Direct naar artikelinhoud
ReconstructieStijgende cijfers

De tweede golf begon eigenlijk al begin juli (zonder dat u het merkte)

Drukte in Blankenberge in tijden van Corona. (archiefbeeld)Beeld Eric de Mildt

Het begin van de zomervakantie heeft het coronavirus vrij spel gegeven. Dat blijkt onder meer uit de gedetailleerde lokale cijfers die de steden en gemeenten sinds eind vorige week krijgen. Tien dagen ver in de vakantie, ongeveer de duur van de incubatietijd, gingen de besmettingscurves aan het stijgen. Pas eind juli zou de Veiligheidsraad weer strenge maatregelen invoeren.

Maandag 13 juli zitten Erika Vlieghe (UZ Antwerpen), Pierre Van Damme (UAntwerpen) en Marc Van Ranst (KU Leuven) vooraan in het halfrond van het Vlaams Parlement. De drie experts, die al maanden mee in de cockpit zitten in de strijd tegen het coronavirus, waarschuwen de volksvertegenwoordigers voor een tweede opstoot van de epidemie. Als die er komt, zijn we niet voorbereid, is de boodschap.

Terrasjes

In werkelijkheid, zo weten we nu, was de tweede golf toen al gestart. “Op dat moment zagen we al een paar dagen zo’n 130 nieuwe besmettingen per dag”, zegt Van Ranst. “Dat was al een stuk hoger dan de 80 à 90 besmettingen per dag die we daarvoor hadden.” Een dag later, op 14 juli, schakelde de epidemie een versnelling hoger. Met 200 besmettingen per dag was duidelijk dat het virus een tweede adem gevonden had.

Reken de incubatietijd van het virus mee en de conclusie is helder: het begin van de zomervakantie gaf SARS-CoV-2 de wind in de zeilen. Zodra we tijd hadden om iets te drinken op een terras, uit te waaien aan de kust of om enkele dagen naar het buitenland te gaan, was het hek van de dam. “De transmissieketen is toen inderdaad begonnen. Wanneer de cijfers stijgen, gaat het om mensen die 5 tot 10 dagen daarvoor geïnfecteerd zijn. Begin juli dus”, zegt viroloog Johan Neyts (KU Leuven).

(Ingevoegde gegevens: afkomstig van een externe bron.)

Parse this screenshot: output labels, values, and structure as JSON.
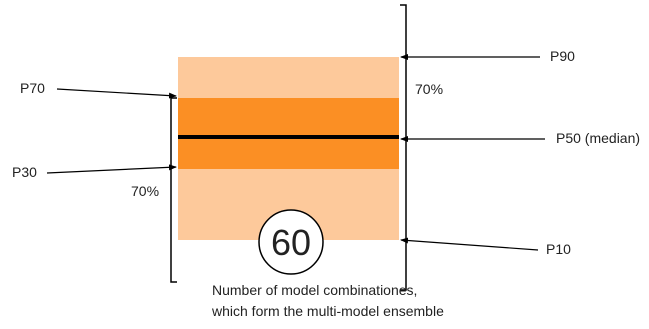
{
  "labels": {
    "p90": "P90",
    "p70": "P70",
    "p50": "P50 (median)",
    "p30": "P30",
    "p10": "P10",
    "upper_pct": "70%",
    "lower_pct": "70%",
    "count": "60",
    "caption_line1": "Number of model combinationes,",
    "caption_line2": "which form the multi-model ensemble"
  },
  "colors": {
    "outer_band": "#fdc99b",
    "inner_band": "#fb8f24",
    "median_line": "#000000",
    "arrows": "#000000"
  }
}
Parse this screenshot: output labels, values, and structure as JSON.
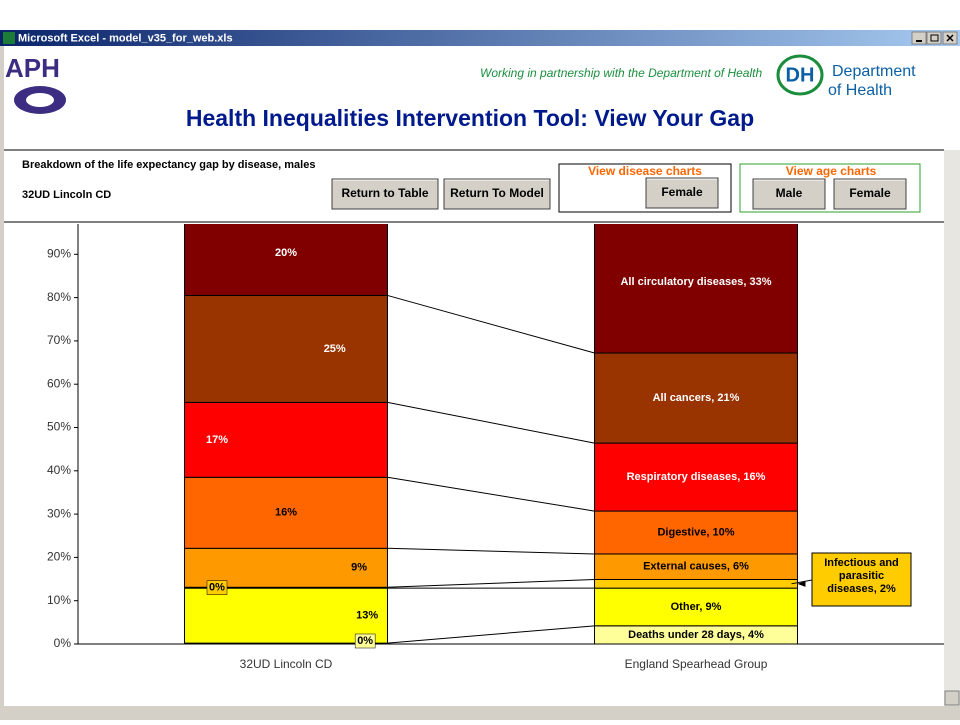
{
  "window": {
    "title": "Microsoft Excel - model_v35_for_web.xls"
  },
  "header": {
    "logo": "APH",
    "partnership": "Working in partnership with the Department of Health",
    "dh_logo": "DH",
    "dh_name": [
      "Department",
      "of Health"
    ],
    "title": "Health Inequalities Intervention Tool: View Your Gap"
  },
  "controls": {
    "subtitle": "Breakdown of the life expectancy gap by disease, males",
    "area": "32UD   Lincoln CD",
    "buttons": [
      "Return to Table",
      "Return To Model"
    ],
    "disease_charts": {
      "label": "View disease charts",
      "buttons": [
        "Female"
      ]
    },
    "age_charts": {
      "label": "View age charts",
      "buttons": [
        "Male",
        "Female"
      ]
    }
  },
  "chart_data": {
    "type": "stacked_bar",
    "categories": [
      "32UD   Lincoln CD",
      "England Spearhead Group"
    ],
    "series": [
      {
        "color": "#ffff99",
        "values": [
          0.2,
          4.2
        ],
        "value_labels": [
          "0%",
          "Deaths under 28 days, 4%"
        ]
      },
      {
        "color": "#ffff00",
        "values": [
          12.7,
          8.7
        ],
        "value_labels": [
          "13%",
          "Other, 9%"
        ]
      },
      {
        "color": "#ffcc00",
        "values": [
          0.2,
          2.0
        ],
        "value_labels": [
          "0%",
          "Infectious and parasitic diseases, 2%"
        ]
      },
      {
        "color": "#ff9900",
        "values": [
          9.0,
          5.9
        ],
        "value_labels": [
          "9%",
          "External causes, 6%"
        ]
      },
      {
        "color": "#ff6600",
        "values": [
          16.4,
          9.9
        ],
        "value_labels": [
          "16%",
          "Digestive, 10%"
        ]
      },
      {
        "color": "#ff0000",
        "values": [
          17.3,
          15.7
        ],
        "value_labels": [
          "17%",
          "Respiratory diseases, 16%"
        ]
      },
      {
        "color": "#993300",
        "values": [
          24.7,
          20.8
        ],
        "value_labels": [
          "25%",
          "All cancers, 21%"
        ]
      },
      {
        "color": "#800000",
        "values": [
          19.5,
          32.8
        ],
        "value_labels": [
          "20%",
          "All circulatory diseases, 33%"
        ]
      }
    ],
    "ylim": [
      0,
      97
    ],
    "yticks": [
      {
        "value": 0,
        "label": "0%"
      },
      {
        "value": 10,
        "label": "10%"
      },
      {
        "value": 20,
        "label": "20%"
      },
      {
        "value": 30,
        "label": "30%"
      },
      {
        "value": 40,
        "label": "40%"
      },
      {
        "value": 50,
        "label": "50%"
      },
      {
        "value": 60,
        "label": "60%"
      },
      {
        "value": 70,
        "label": "70%"
      },
      {
        "value": 80,
        "label": "80%"
      },
      {
        "value": 90,
        "label": "90%"
      }
    ]
  }
}
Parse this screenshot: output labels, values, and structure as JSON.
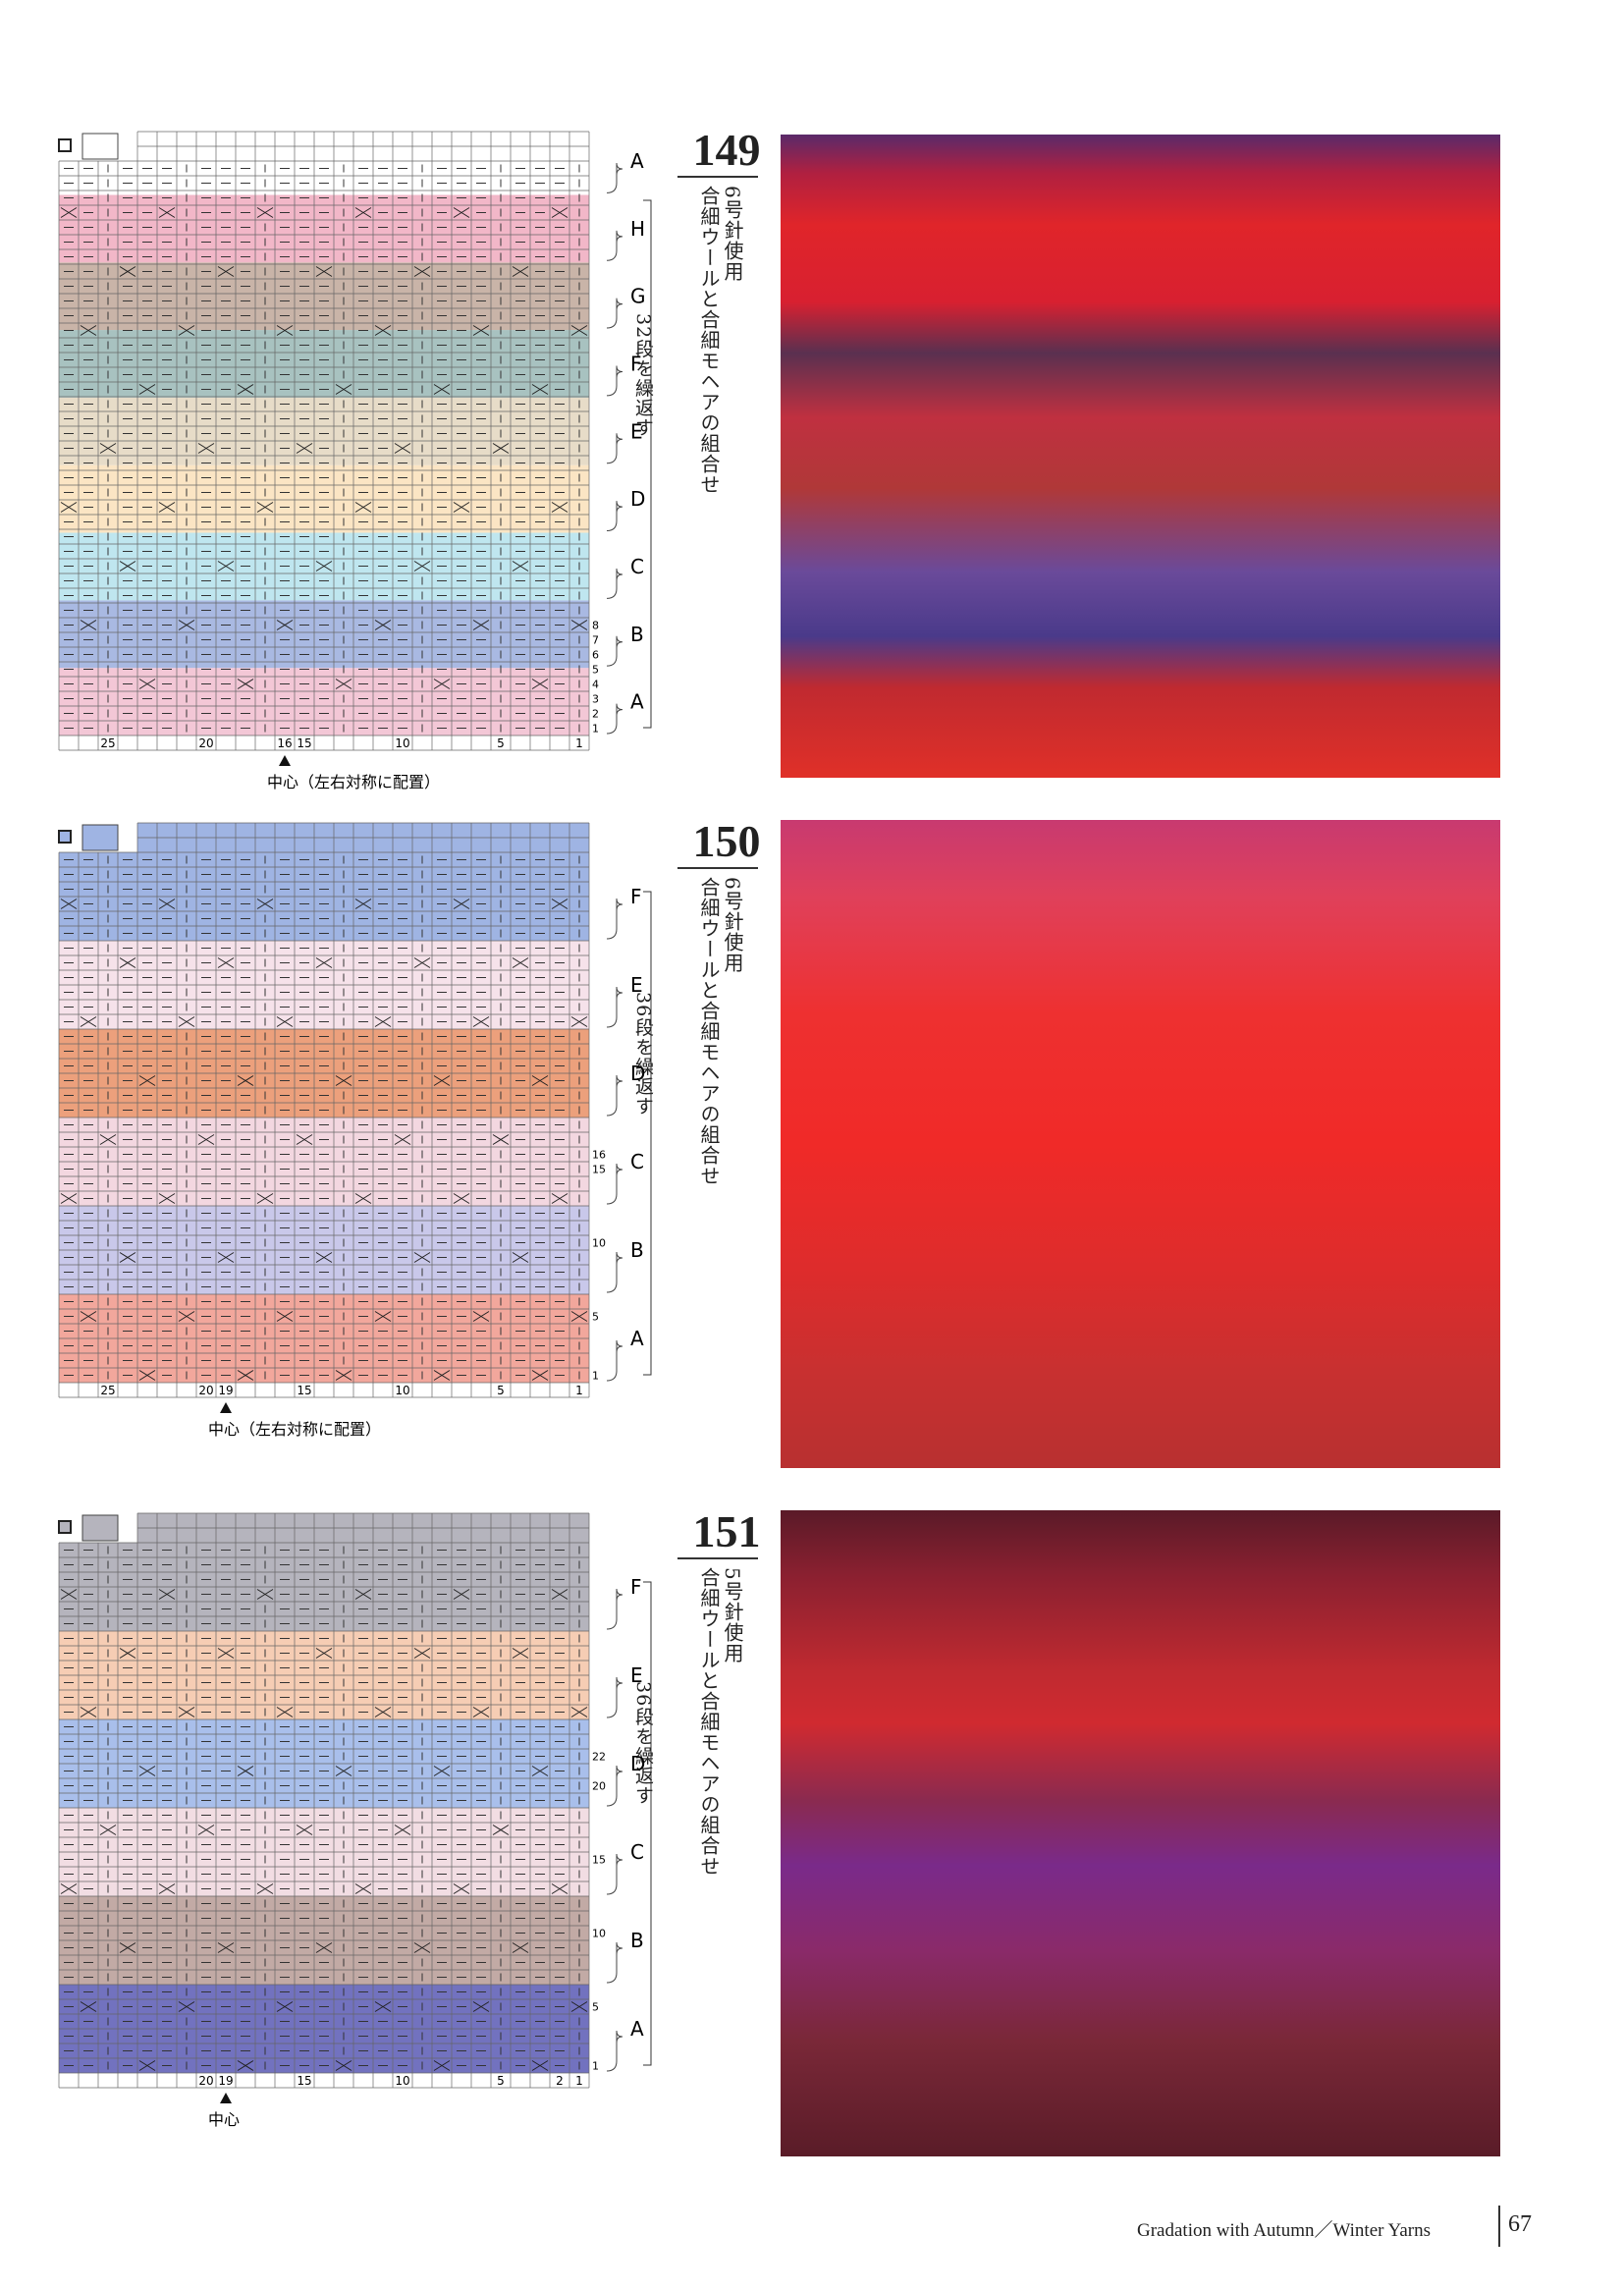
{
  "patterns": [
    {
      "number": "149",
      "needle": "6号針使用",
      "yarn": "合細ウールと合細モヘアの組合せ",
      "repeat": "32段を繰返す",
      "sections": [
        "A",
        "B",
        "C",
        "D",
        "E",
        "F",
        "G",
        "H",
        "A"
      ],
      "column_numbers": [
        "25",
        "20",
        "16",
        "15",
        "10",
        "5",
        "1"
      ],
      "row_numbers": [
        "1",
        "2",
        "3",
        "4",
        "5",
        "6",
        "7",
        "8"
      ],
      "center": "中心（左右対称に配置）"
    },
    {
      "number": "150",
      "needle": "6号針使用",
      "yarn": "合細ウールと合細モヘアの組合せ",
      "repeat": "36段を繰返す",
      "sections": [
        "A",
        "B",
        "C",
        "D",
        "E",
        "F"
      ],
      "column_numbers": [
        "25",
        "20",
        "19",
        "15",
        "10",
        "5",
        "1"
      ],
      "row_numbers": [
        "1",
        "5",
        "10",
        "15",
        "16"
      ],
      "center": "中心（左右対称に配置）"
    },
    {
      "number": "151",
      "needle": "5号針使用",
      "yarn": "合細ウールと合細モヘアの組合せ",
      "repeat": "36段を繰返す",
      "sections": [
        "A",
        "B",
        "C",
        "D",
        "E",
        "F"
      ],
      "column_numbers": [
        "20",
        "19",
        "15",
        "10",
        "5",
        "2",
        "1"
      ],
      "row_numbers": [
        "1",
        "5",
        "10",
        "15",
        "20",
        "22"
      ],
      "center": "中心"
    }
  ],
  "footer": {
    "title": "Gradation with Autumn／Winter Yarns",
    "page": "67"
  }
}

Sinds vrijdag hebben de Vlaamse steden en gemeenten toegang tot de Zorgatlas van het Vlaams Agentschap Zorg & Gezondheid, die De Morgen kon inkijken. Die databank toont op microniveau waar besmettingen zich bevinden. De kaarten in de Zorgatlas tonen ook: de eerste twee weken van juli waren cruciaal. Op 1 juli kleurt de kaart van Vlaanderen grotendeels groen. In Antwerpen is het opletten geblazen. Door West-Vlaanderen loopt van noord naar zuid een as van steden en gemeenten waar het virus rondwaart. Daar gaat het al bij al om lage cijfers, en besmettingen die ver uit elkaar liggen.

Alarmbellen

Twee weken later ziet het beeld er totaal anders uit. Zuid-West-Vlaanderen blijft nieuwe besmettingen optekenen. Intussen kleuren Gent en Antwerpen rood, en gaan de alarmbellen af in Heusden-Zolder, Beringen en Houthalen-Helchteren. De smeulende vuurtjes branden weer volop.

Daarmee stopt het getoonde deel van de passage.